Defense of the doctoral thesis of BANGE Romain, for the University Grenoble Alpes, speciality " NANO ELECTRONICS & NANO TECHNOLOGIES ", entitled:
Amphi M001 (RDC) - Phelma/Minatec
3 rue parvis Louis Néel
38016 Grenoble cedex1
Realization and optimization of biosensors based on SiC nanostructures for the electrical detection of DNA
Monday, February 18, 2019 at 10:30
biosensor, DNA, transistor, field effect, nanowire, silicon carbide
Sensing of low concentrations of nucleic acids is essential to a variety of applications such as bio-medical analysis, in which case it allows the diagnosis of pathologies by identifying specific biomarkers. Compared to traditional sensing techniques based on biochemistry, the advantage of electrical field-effect detection is that it relies on a direct, label-free, and fast-response measurement. Transistors based on semiconducting nanowires are promising devices that theoretically enable very low detection limits and a high sensitivity, thanks to their high surface-to-volume ratio and unique electronic properties. Silicon carbide (SiC) is a semiconductor material with qualities such as very high physical and chemical stability and high biocompatibility, which make it particularly suited for aforementioned applications.

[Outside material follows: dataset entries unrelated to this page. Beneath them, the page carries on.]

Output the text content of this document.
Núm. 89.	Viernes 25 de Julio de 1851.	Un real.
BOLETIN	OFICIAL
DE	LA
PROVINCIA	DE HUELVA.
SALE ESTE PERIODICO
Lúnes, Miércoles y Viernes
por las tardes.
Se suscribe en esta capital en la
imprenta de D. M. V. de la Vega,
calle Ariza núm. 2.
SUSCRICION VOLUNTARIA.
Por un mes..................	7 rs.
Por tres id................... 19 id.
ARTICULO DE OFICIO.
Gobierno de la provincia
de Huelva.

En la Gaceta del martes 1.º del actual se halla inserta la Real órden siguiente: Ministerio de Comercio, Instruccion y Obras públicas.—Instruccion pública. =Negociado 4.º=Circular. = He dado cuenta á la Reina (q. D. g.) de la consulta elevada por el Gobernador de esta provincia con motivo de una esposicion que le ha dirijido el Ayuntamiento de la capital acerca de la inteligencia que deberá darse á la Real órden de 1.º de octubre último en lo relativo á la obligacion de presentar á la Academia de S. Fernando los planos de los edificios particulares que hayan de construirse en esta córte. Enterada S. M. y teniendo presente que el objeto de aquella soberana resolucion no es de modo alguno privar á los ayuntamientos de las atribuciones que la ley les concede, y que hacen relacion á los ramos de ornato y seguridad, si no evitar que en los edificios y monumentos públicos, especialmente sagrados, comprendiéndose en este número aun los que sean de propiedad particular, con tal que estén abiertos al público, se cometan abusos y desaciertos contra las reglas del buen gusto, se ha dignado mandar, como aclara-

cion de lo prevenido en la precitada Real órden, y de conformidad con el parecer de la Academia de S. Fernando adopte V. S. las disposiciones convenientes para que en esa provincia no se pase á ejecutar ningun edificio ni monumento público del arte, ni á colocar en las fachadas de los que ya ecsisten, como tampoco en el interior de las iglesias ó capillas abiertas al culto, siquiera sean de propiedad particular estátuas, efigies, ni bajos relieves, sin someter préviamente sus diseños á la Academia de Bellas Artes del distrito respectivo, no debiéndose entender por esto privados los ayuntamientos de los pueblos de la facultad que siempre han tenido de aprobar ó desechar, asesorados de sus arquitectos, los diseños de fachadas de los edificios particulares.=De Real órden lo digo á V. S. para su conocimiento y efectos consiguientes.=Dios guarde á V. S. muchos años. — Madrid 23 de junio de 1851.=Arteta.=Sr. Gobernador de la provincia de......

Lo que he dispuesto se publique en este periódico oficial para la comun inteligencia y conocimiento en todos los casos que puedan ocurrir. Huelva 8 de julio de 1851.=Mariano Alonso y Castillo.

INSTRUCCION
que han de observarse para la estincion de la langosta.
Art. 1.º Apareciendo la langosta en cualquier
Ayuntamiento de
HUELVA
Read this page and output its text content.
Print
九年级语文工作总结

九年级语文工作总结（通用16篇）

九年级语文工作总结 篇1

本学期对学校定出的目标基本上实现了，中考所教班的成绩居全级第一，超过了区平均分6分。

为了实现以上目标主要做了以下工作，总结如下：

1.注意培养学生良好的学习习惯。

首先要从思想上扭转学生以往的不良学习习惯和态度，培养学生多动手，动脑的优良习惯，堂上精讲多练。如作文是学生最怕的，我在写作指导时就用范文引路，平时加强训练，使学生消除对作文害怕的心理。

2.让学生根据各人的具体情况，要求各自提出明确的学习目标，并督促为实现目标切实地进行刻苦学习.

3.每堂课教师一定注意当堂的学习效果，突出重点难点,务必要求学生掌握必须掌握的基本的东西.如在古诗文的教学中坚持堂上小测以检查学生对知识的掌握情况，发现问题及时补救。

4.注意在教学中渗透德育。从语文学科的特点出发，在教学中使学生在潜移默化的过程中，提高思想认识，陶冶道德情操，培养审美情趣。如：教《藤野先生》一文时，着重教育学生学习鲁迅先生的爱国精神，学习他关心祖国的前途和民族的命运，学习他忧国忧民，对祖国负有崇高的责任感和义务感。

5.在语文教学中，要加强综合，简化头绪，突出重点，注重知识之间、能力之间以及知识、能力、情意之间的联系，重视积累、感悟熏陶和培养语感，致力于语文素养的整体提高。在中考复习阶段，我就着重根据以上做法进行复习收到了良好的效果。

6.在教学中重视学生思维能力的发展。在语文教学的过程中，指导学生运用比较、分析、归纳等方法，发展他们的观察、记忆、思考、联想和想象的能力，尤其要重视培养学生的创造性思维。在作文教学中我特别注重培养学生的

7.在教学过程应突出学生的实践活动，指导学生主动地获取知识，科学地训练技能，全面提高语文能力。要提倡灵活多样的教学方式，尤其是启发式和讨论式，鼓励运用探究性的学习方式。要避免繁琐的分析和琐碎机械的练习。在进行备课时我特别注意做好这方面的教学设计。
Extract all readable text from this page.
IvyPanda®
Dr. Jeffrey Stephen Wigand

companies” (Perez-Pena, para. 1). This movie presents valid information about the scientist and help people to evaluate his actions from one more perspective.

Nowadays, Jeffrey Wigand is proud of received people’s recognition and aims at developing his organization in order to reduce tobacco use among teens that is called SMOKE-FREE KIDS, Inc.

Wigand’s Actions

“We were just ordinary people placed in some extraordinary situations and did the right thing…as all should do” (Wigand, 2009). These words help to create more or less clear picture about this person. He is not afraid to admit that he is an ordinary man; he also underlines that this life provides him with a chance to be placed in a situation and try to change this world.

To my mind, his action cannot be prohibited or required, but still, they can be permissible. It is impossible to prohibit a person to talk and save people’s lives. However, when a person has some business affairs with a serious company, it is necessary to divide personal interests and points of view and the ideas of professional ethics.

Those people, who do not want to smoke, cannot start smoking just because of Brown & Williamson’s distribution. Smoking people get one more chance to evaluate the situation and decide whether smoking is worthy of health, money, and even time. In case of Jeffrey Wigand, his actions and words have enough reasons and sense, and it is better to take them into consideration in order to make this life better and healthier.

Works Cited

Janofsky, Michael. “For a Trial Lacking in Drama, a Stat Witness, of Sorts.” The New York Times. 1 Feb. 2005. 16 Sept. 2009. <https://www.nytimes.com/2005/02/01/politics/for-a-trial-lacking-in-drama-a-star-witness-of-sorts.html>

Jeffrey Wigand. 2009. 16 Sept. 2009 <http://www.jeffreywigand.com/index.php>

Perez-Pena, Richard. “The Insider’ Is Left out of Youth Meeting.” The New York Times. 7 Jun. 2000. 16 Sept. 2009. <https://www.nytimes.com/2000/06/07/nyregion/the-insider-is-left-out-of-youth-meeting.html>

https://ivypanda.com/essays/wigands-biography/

In this thesis, field-effect transistors based on Si and SiC nanowires were designed with a top-down approach to be fabricated using photolithography techniques. The Si-based process was developed and optimized in order to fabricate reproducible devices made of nanowires and nanoribbons. A detailed study was conducted to demonstrate the superior chemical stability of SiC nanowires over Si nanowires under physiological conditions. Based on these results, we investigated two ways of elaborating a thin SiC layer around these Si nanostructures to provide them with its chemical resistance in liquid medium. These reproducible core-shell Si/SiC devices were eventually functionalized and integrated into a microfluidic system in order to achieve novel measurements of DNA detection in real time and in liquid media.